Accuracy testing is vital for evaluating a NLP model’s performance. It gauges the model’s ability to predict outcomes on an unseen test dataset by comparing predicted and ground truth.

How it works:

  • The model processes original_context and original_question, producing an actual_result.
  • The expected_result in accuracy is the ground truth.
  • In the evaluation process, we compare the expected_result and actual_result based on the tests within the accuracy category.


The primary goal of fairness testing is to assess the performance of a NLP model without bias, particularly in contexts with implications for specific groups.

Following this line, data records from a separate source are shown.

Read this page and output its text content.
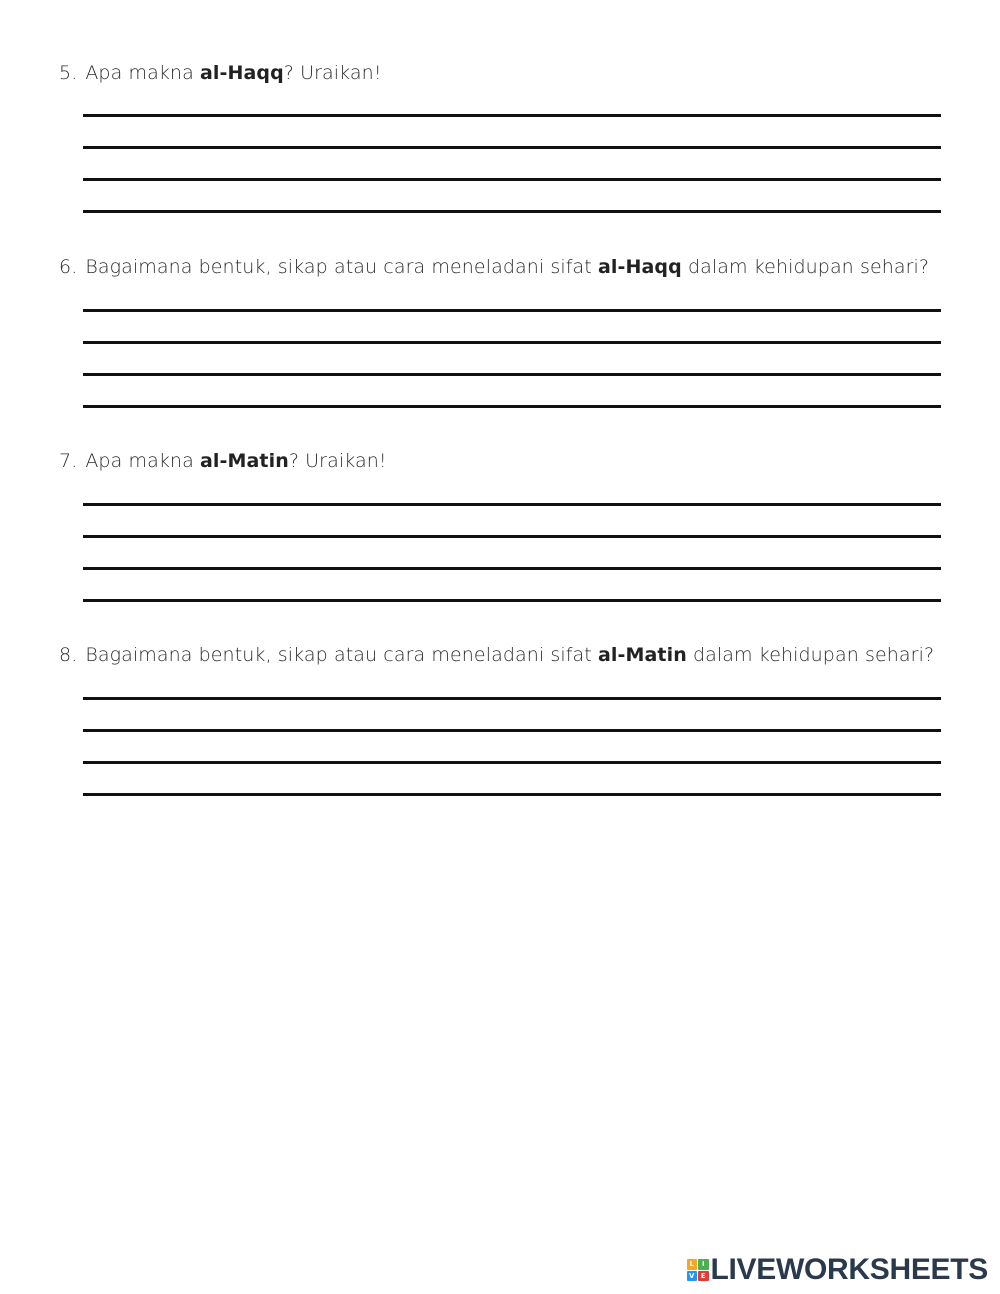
5. Apa makna al-Haqq? Uraikan!
6. Bagaimana bentuk, sikap atau cara meneladani sifat al-Haqq dalam kehidupan sehari?
7. Apa makna al-Matin? Uraikan!
8. Bagaimana bentuk, sikap atau cara meneladani sifat al-Matin dalam kehidupan sehari?
L	I
V E LIVEWORKSHEETS
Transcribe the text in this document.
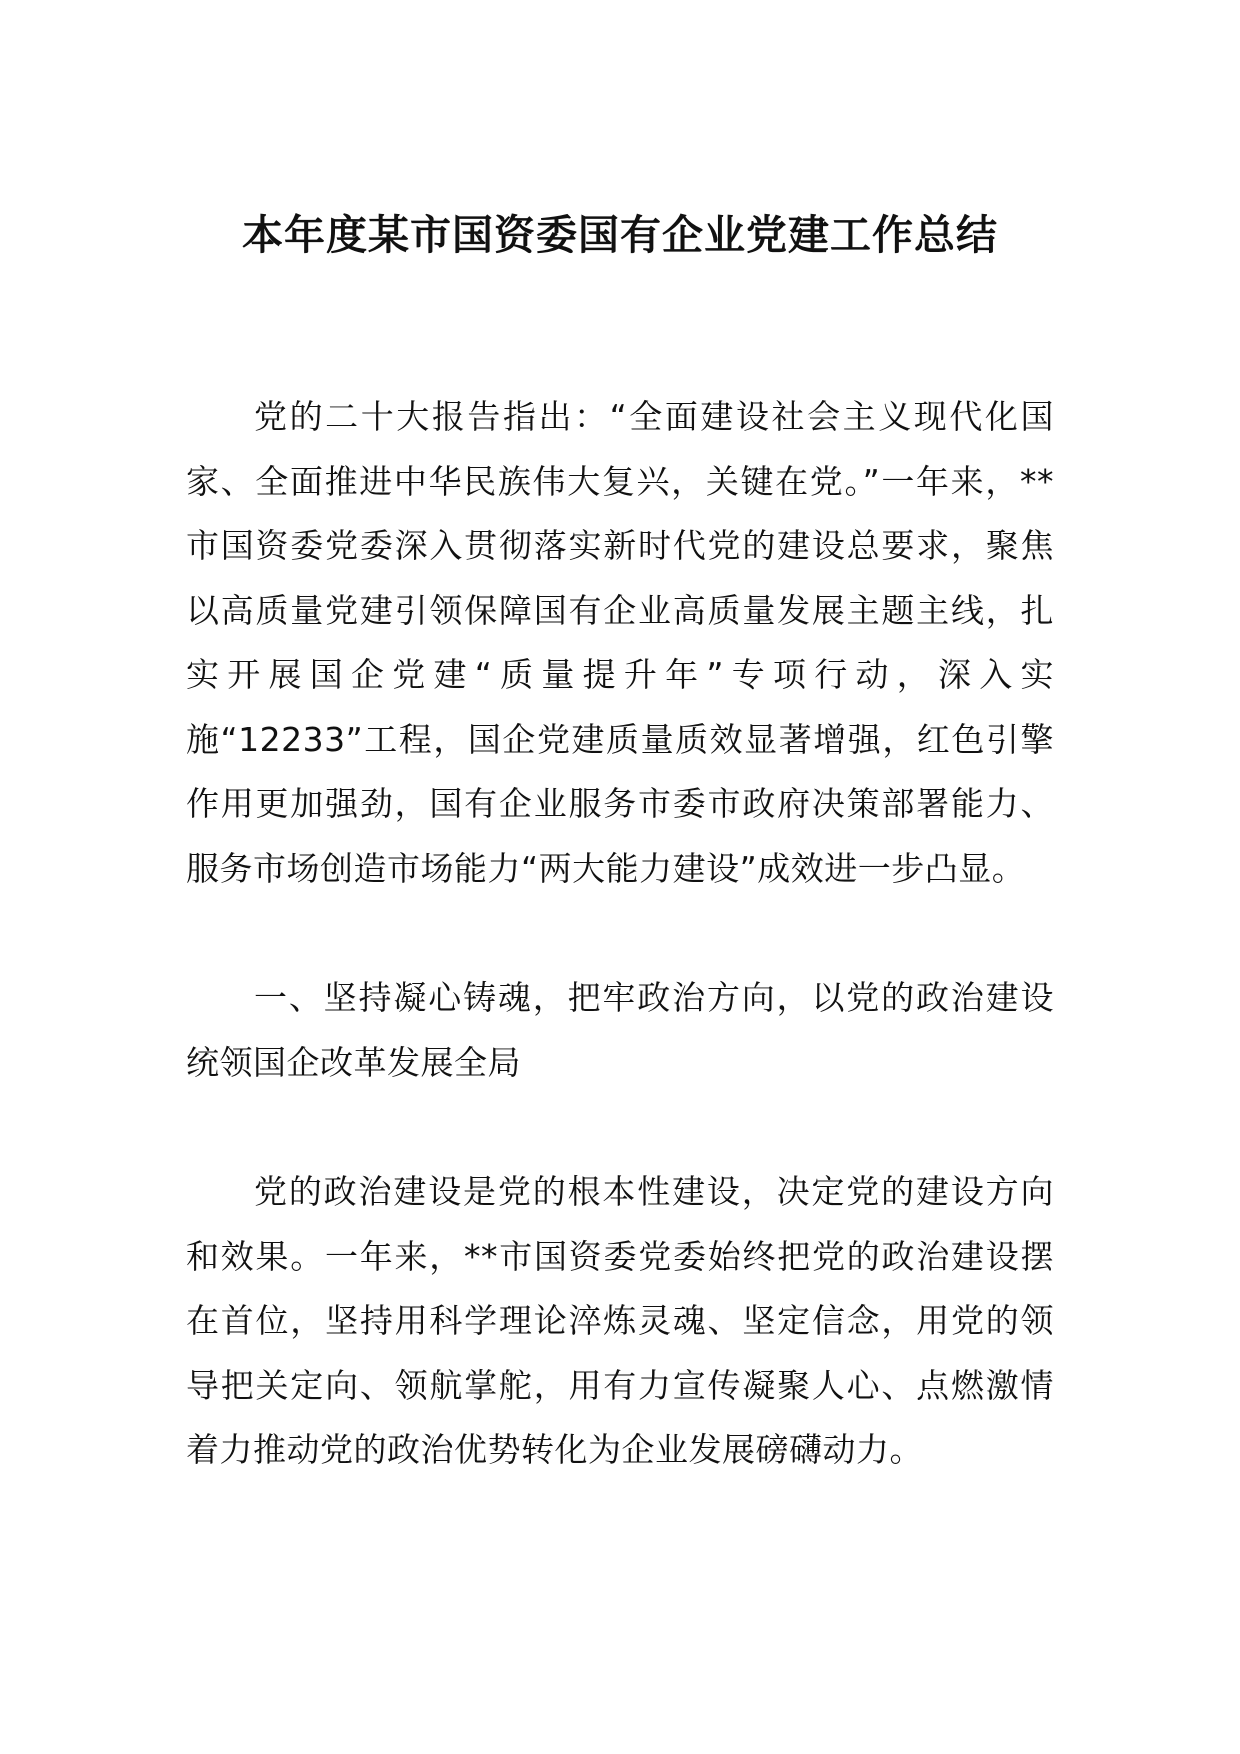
本年度某市国资委国有企业党建工作总结

党的二十大报告指出：“全面建设社会主义现代化国家、全面推进中华民族伟大复兴，关键在党。”一年来，**市国资委党委深入贯彻落实新时代党的建设总要求，聚焦以高质量党建引领保障国有企业高质量发展主题主线，扎实开展国企党建“质量提升年”专项行动，深入实施“12233”工程，国企党建质量质效显著增强，红色引擎作用更加强劲，国有企业服务市委市政府决策部署能力、服务市场创造市场能力“两大能力建设”成效进一步凸显。

一、坚持凝心铸魂，把牢政治方向，以党的政治建设统领国企改革发展全局

党的政治建设是党的根本性建设，决定党的建设方向和效果。一年来，**市国资委党委始终把党的政治建设摆在首位，坚持用科学理论淬炼灵魂、坚定信念，用党的领导把关定向、领航掌舵，用有力宣传凝聚人心、点燃激情着力推动党的政治优势转化为企业发展磅礴动力。
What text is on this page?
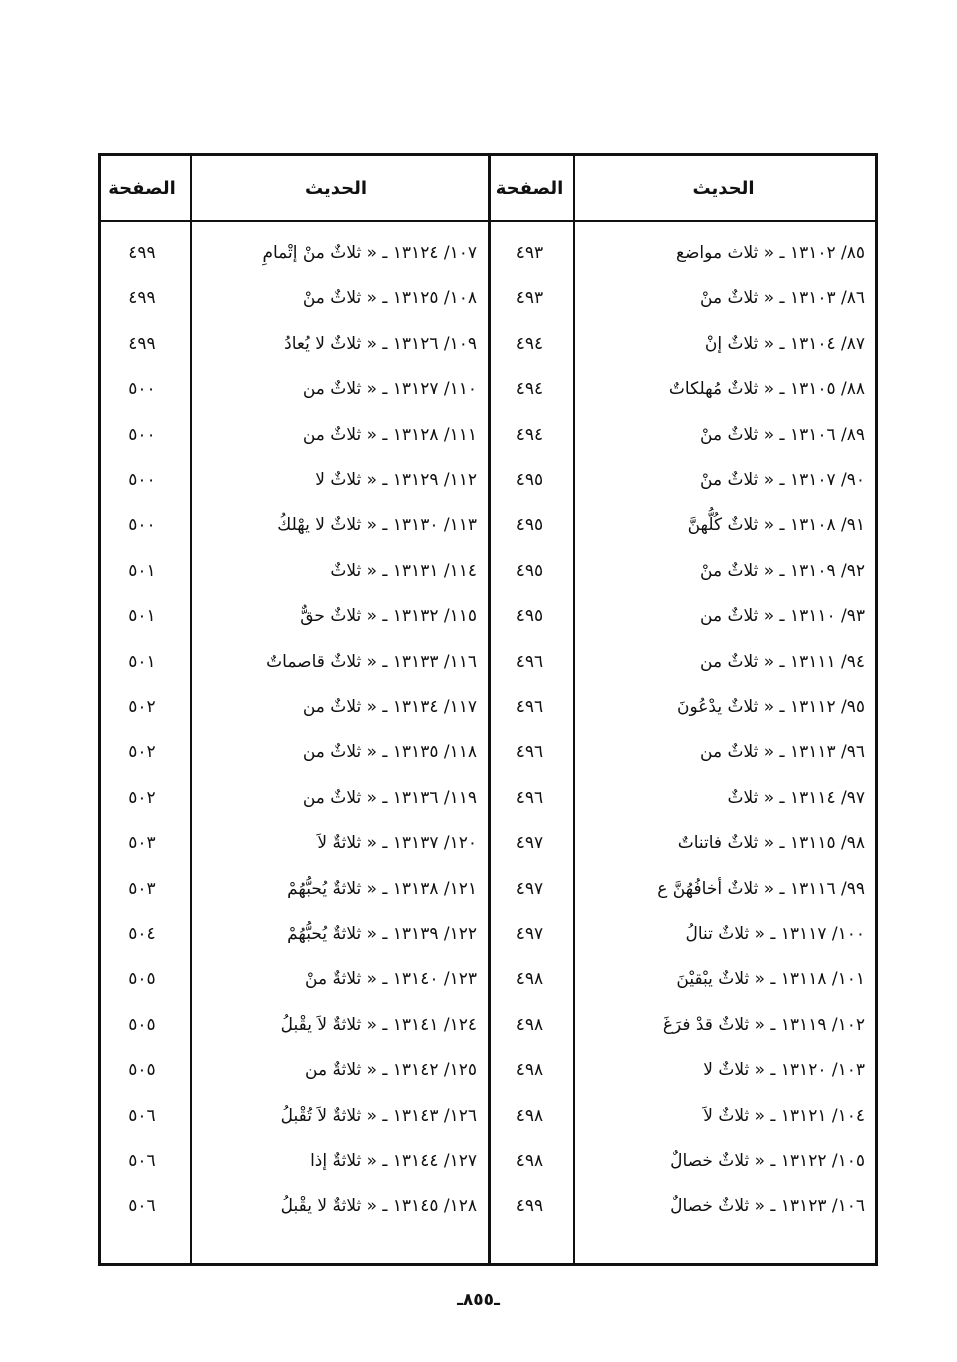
الحديث
الصفحة
الحديث
الصفحة
٨٥/ ١٣١٠٢ ـ « ثلاث مواضع
٤٩٣
٨٦/ ١٣١٠٣ ـ « ثلاثٌ منْ
٤٩٣
٨٧/ ١٣١٠٤ ـ « ثلاثٌ إنْ
٤٩٤
٨٨/ ١٣١٠٥ ـ « ثلاثٌ مُهلكاتٌ
٤٩٤
٨٩/ ١٣١٠٦ ـ « ثلاثٌ منْ
٤٩٤
٩٠/ ١٣١٠٧ ـ « ثلاثٌ منْ
٤٩٥
٩١/ ١٣١٠٨ ـ « ثلاثٌ كُلُّهنَّ
٤٩٥
٩٢/ ١٣١٠٩ ـ « ثلاثٌ منْ
٤٩٥
٩٣/ ١٣١١٠ ـ « ثلاثٌ من
٤٩٥
٩٤/ ١٣١١١ ـ « ثلاثٌ من
٤٩٦
٩٥/ ١٣١١٢ ـ « ثلاثٌ يدْعُونَ
٤٩٦
٩٦/ ١٣١١٣ ـ « ثلاثٌ من
٤٩٦
٩٧/ ١٣١١٤ ـ « ثلاثٌ
٤٩٦
٩٨/ ١٣١١٥ ـ « ثلاثٌ فاتناتٌ
٤٩٧
٩٩/ ١٣١١٦ ـ « ثلاثٌ أخافُهُنَّ ع
٤٩٧
١٠٠/ ١٣١١٧ ـ « ثلاثٌ تنالُ
٤٩٧
١٠١/ ١٣١١٨ ـ « ثلاثٌ يبْقيْنَ
٤٩٨
١٠٢/ ١٣١١٩ ـ « ثلاثٌ قدْ فرَغَ
٤٩٨
١٠٣/ ١٣١٢٠ ـ « ثلاثٌ لا
٤٩٨
١٠٤/ ١٣١٢١ ـ « ثلاثٌ لاَ
٤٩٨
١٠٥/ ١٣١٢٢ ـ « ثلاثٌ خصالٌ
٤٩٨
١٠٦/ ١٣١٢٣ ـ « ثلاثٌ خصالٌ
٤٩٩
١٠٧/ ١٣١٢٤ ـ « ثلاثٌ منْ إتْمامِ
٤٩٩
١٠٨/ ١٣١٢٥ ـ « ثلاثٌ منْ
٤٩٩
١٠٩/ ١٣١٢٦ ـ « ثلاثٌ لا يُعادُ
٤٩٩
١١٠/ ١٣١٢٧ ـ « ثلاثٌ من
٥٠٠
١١١/ ١٣١٢٨ ـ « ثلاثٌ من
٥٠٠
١١٢/ ١٣١٢٩ ـ « ثلاثٌ لا
٥٠٠
١١٣/ ١٣١٣٠ ـ « ثلاثٌ لا يهْلكُ
٥٠٠
١١٤/ ١٣١٣١ ـ « ثلاثٌ
٥٠١
١١٥/ ١٣١٣٢ ـ « ثلاثٌ حقٌّ
٥٠١
١١٦/ ١٣١٣٣ ـ « ثلاثٌ قاصماتٌ
٥٠١
١١٧/ ١٣١٣٤ ـ « ثلاثٌ من
٥٠٢
١١٨/ ١٣١٣٥ ـ « ثلاثٌ من
٥٠٢
١١٩/ ١٣١٣٦ ـ « ثلاثٌ من
٥٠٢
١٢٠/ ١٣١٣٧ ـ « ثلاثةٌ لاَ
٥٠٣
١٢١/ ١٣١٣٨ ـ « ثلاثةٌ يُحبُّهُمْ
٥٠٣
١٢٢/ ١٣١٣٩ ـ « ثلاثةٌ يُحبُّهُمْ
٥٠٤
١٢٣/ ١٣١٤٠ ـ « ثلاثةٌ منْ
٥٠٥
١٢٤/ ١٣١٤١ ـ « ثلاثةٌ لاَ يقْبلُ
٥٠٥
١٢٥/ ١٣١٤٢ ـ « ثلاثةٌ من
٥٠٥
١٢٦/ ١٣١٤٣ ـ « ثلاثةٌ لاَ تُقْبلُ
٥٠٦
١٢٧/ ١٣١٤٤ ـ « ثلاثةٌ إذا
٥٠٦
١٢٨/ ١٣١٤٥ ـ « ثلاثةٌ لا يقْبلُ
٥٠٦
ـ٨٥٥ـ
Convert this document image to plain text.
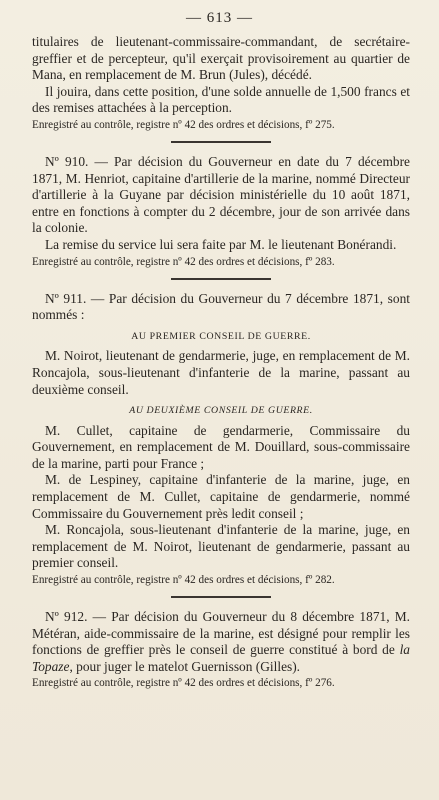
— 613 —

titulaires de lieutenant-commissaire-commandant, de secrétaire-greffier et de percepteur, qu'il exerçait provisoirement au quartier de Mana, en remplacement de M. Brun (Jules), décédé.

Il jouira, dans cette position, d'une solde annuelle de 1,500 francs et des remises attachées à la perception.

Enregistré au contrôle, registre nº 42 des ordres et décisions, fº 275.

Nº 910. — Par décision du Gouverneur en date du 7 décembre 1871, M. Henriot, capitaine d'artillerie de la marine, nommé Directeur d'artillerie à la Guyane par décision ministérielle du 10 août 1871, entre en fonctions à compter du 2 décembre, jour de son arrivée dans la colonie.

La remise du service lui sera faite par M. le lieutenant Bonérandi.

Enregistré au contrôle, registre nº 42 des ordres et décisions, fº 283.

Nº 911. — Par décision du Gouverneur du 7 décembre 1871, sont nommés :

AU PREMIER CONSEIL DE GUERRE.

M. Noirot, lieutenant de gendarmerie, juge, en remplacement de M. Roncajola, sous-lieutenant d'infanterie de la marine, passant au deuxième conseil.

AU DEUXIÈME CONSEIL DE GUERRE.

M. Cullet, capitaine de gendarmerie, Commissaire du Gouvernement, en remplacement de M. Douillard, sous-commissaire de la marine, parti pour France ;

M. de Lespiney, capitaine d'infanterie de la marine, juge, en remplacement de M. Cullet, capitaine de gendarmerie, nommé Commissaire du Gouvernement près ledit conseil ;

M. Roncajola, sous-lieutenant d'infanterie de la marine, juge, en remplacement de M. Noirot, lieutenant de gendarmerie, passant au premier conseil.

Enregistré au contrôle, registre nº 42 des ordres et décisions, fº 282.

Nº 912. — Par décision du Gouverneur du 8 décembre 1871, M. Météran, aide-commissaire de la marine, est désigné pour remplir les fonctions de greffier près le conseil de guerre constitué à bord de la Topaze, pour juger le matelot Guernisson (Gilles).

Enregistré au contrôle, registre nº 42 des ordres et décisions, fº 276.
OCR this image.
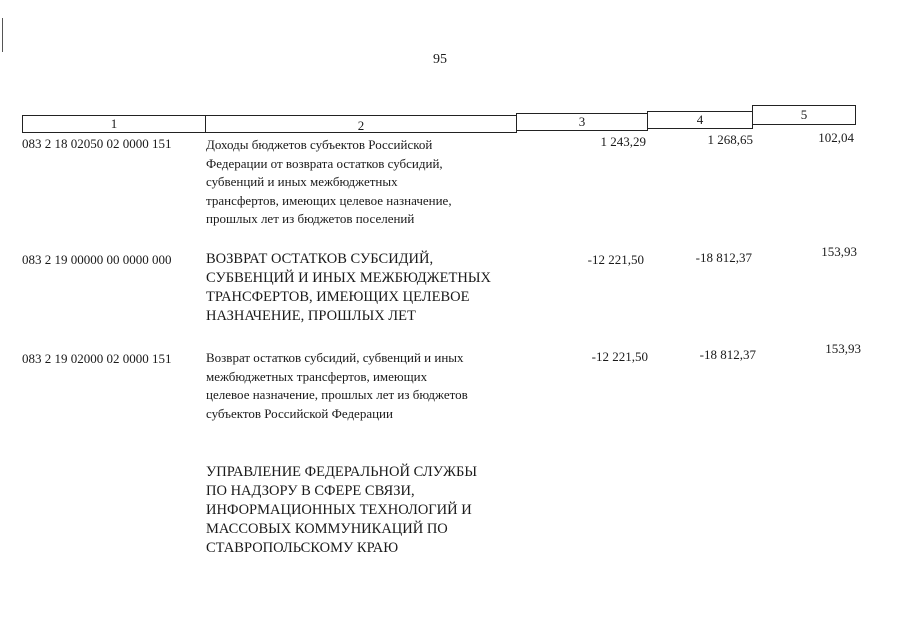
95
1	2	3	4	5
083 2 18 02050 02 0000 151	Доходы бюджетов субъектов Российской
Федерации от возврата остатков субсидий,
субвенций и иных межбюджетных
трансфертов, имеющих целевое назначение,
прошлых лет из бюджетов поселений
1 243,29	1 268,65	102,04
083 2 19 00000 00 0000 000 ВОЗВРАТ ОСТАТКОВ СУБСИДИЙ,
СУБВЕНЦИЙ И ИНЫХ МЕЖБЮДЖЕТНЫХ
ТРАНСФЕРТОВ, ИМЕЮЩИХ ЦЕЛЕВОЕ
НАЗНАЧЕНИЕ, ПРОШЛЫХ ЛЕТ
-12 221,50	-18 812,37	153,93
083 2 19 02000 02 0000 151	Возврат остатков субсидий, субвенций и иных
межбюджетных трансфертов, имеющих
целевое назначение, прошлых лет из бюджетов
субъектов Российской Федерации
-12 221,50	-18 812,37	153,93
УПРАВЛЕНИЕ ФЕДЕРАЛЬНОЙ СЛУЖБЫ
ПО НАДЗОРУ В СФЕРЕ СВЯЗИ,
ИНФОРМАЦИОННЫХ ТЕХНОЛОГИЙ И
МАССОВЫХ КОММУНИКАЦИЙ ПО
СТАВРОПОЛЬСКОМУ КРАЮ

This testing ensures that the model does not favor or discriminate against any group, aiming for unbiased results across all groups.

How it works:

  • We categorize the input data into three groups: “male,” “female,” and “unknown.”
  • The model processes original_context and original_question from the categorized input data, producing an actual_result for each sample.
  • The expected_result in fairness is the ground truth that we get from the dataset.
  • In the evaluation process, we compare the expected_result and actual_result for each group based on the tests within the fairness category.


The goal of representation testing is to assess whether a dataset accurately represents a specific population or if biases within it could adversely affect the results of any analysis.

How it works:

  • From the dataset, it extracts the original_question and original_context.
  • Subsequently, it employs a classifier or dictionary is used to determine representation proportion and representation count based on the applied test. This includes calculating gender names, ethnicity names, religion names, or country names according to the applied test criteria. Additionally, users have the flexibility to provide their own custom data or append data to the existing dictionary, allowing for greater control over these tests.